Die Gemeinden können sich – im Vergleich zu Bund oder Ländern – ungleich schwerer selbstständig aus der Krise hinausmanövrieren. Denn die Handlungsmöglichkeiten der Gemeinden sind eingeschränkt. So bestehen einerseits nur enge Spielräume bei der Verschuldung und andererseits zahlreiche Abhängigkeiten und Transferverflechtungen mit Bund und Ländern.

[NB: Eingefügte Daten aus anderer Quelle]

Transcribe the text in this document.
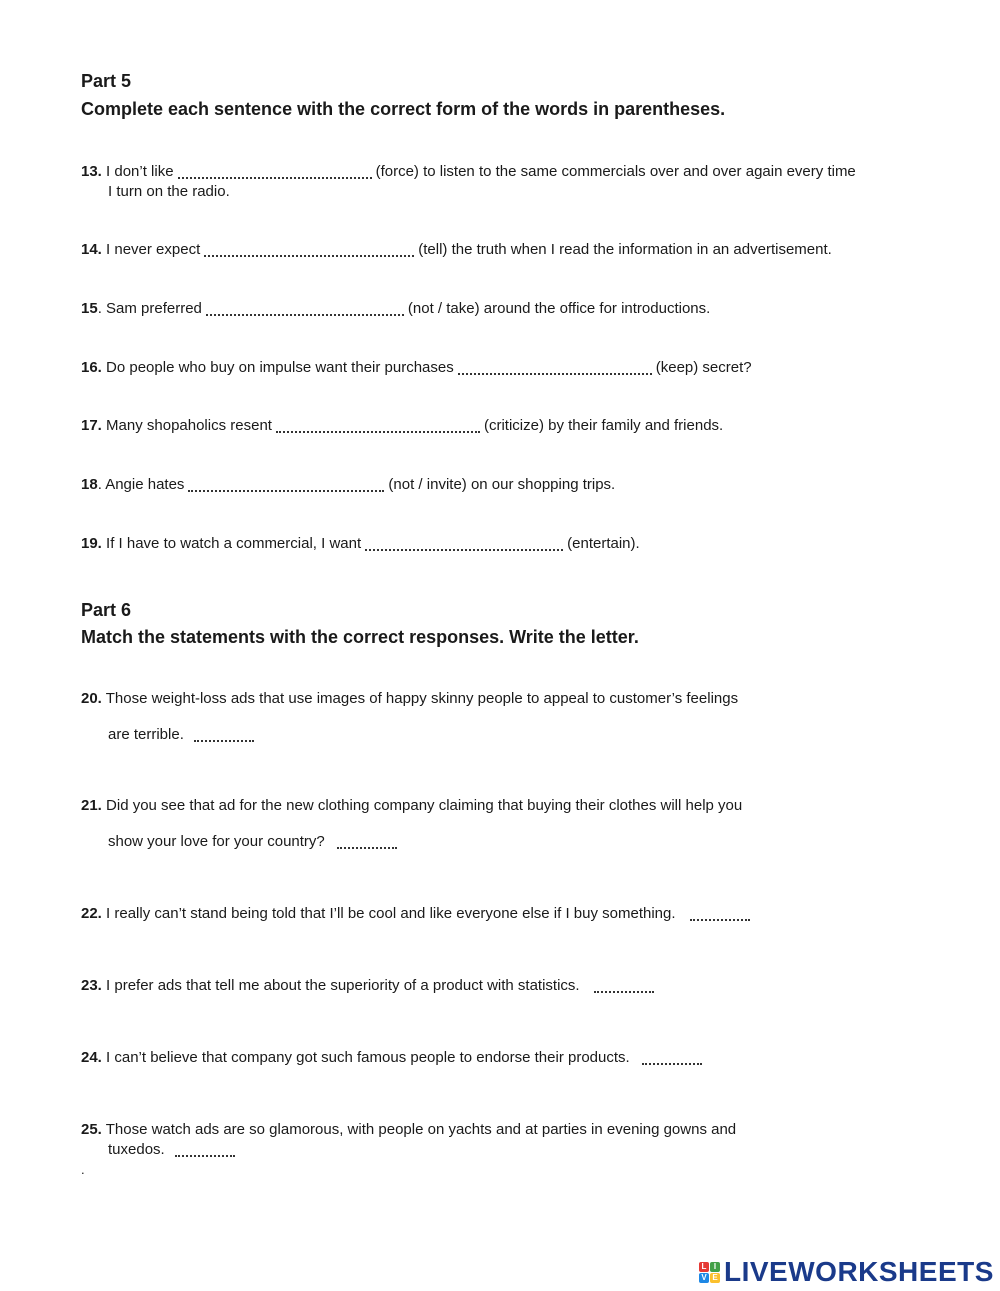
Part 5
Complete each sentence with the correct form of the words in parentheses.
13. I don’t like	(force) to listen to the same commercials over and over again every time
I turn on the radio.
14. I never expect	(tell) the truth when I read the information in an advertisement.
15. Sam preferred	(not / take) around the office for introductions.
16. Do people who buy on impulse want their purchases	(keep) secret?
17. Many shopaholics resent	(criticize) by their family and friends.
18. Angie hates	(not / invite) on our shopping trips.
19. If I have to watch a commercial, I want	(entertain).
Part 6
Match the statements with the correct responses. Write the letter.
20. Those weight-loss ads that use images of happy skinny people to appeal to customer’s feelings
are terrible.
21. Did you see that ad for the new clothing company claiming that buying their clothes will help you
show your love for your country?
22. I really can’t stand being told that I’ll be cool and like everyone else if I buy something.
23. I prefer ads that tell me about the superiority of a product with statistics.
24. I can’t believe that company got such famous people to endorse their products.
25. Those watch ads are so glamorous, with people on yachts and at parties in evening gowns and
tuxedos.
.
L I
V E LIVEWORKSHEETS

Starke Schwankungen im Einnahmenbereich stellen die Gemeinden daher vor ungleich größere Herausforderungen als den Bund, auch da dieser Einnahmenschwankungen über Darlehen leichter ausgleichen kann. In der vorliegenden Krise jede Gebietskörperschaftsebene sich selbst zu überlassen, widerspricht hingegen sowohl den Konstruktionsprinzipien des kooperativen Föderalismus als auch den Grundprinzipien der Finanzverfassung.

[1] Siehe https://www.staedtebund.gv.at/services/aktuelles/aktuelles-details/artik...

[2] Siehe https://www.kommunalnet.at/?post_type=post&p=34770

[3] Siehe https://www.land-oberoesterreich.gv.at/244065.htm oder https://www.vn.at/vorarlberg/2020/11/06/laender-fordern-zweite-gemeindem...

[4] Öffentlicher Sektor gemäß ESVG 2010 (Europäische System Volkswirtschaftlicher Gesamtrechnungen). Diese Definition liegt etwa der Berechnung der öffentlichen Verschuldung bzw. des „Maastricht-Defizites“ zugrunde.

[5] Parlamentarische Anfrage zum Kommunalinvestitionsgesetz 20202909/AB vom 21.9.2020, Geschäftszahl: 2020-0.465.184.

[6] Regierungsprogramm 2020 – 2024. Aus Verantwortung für Österreich.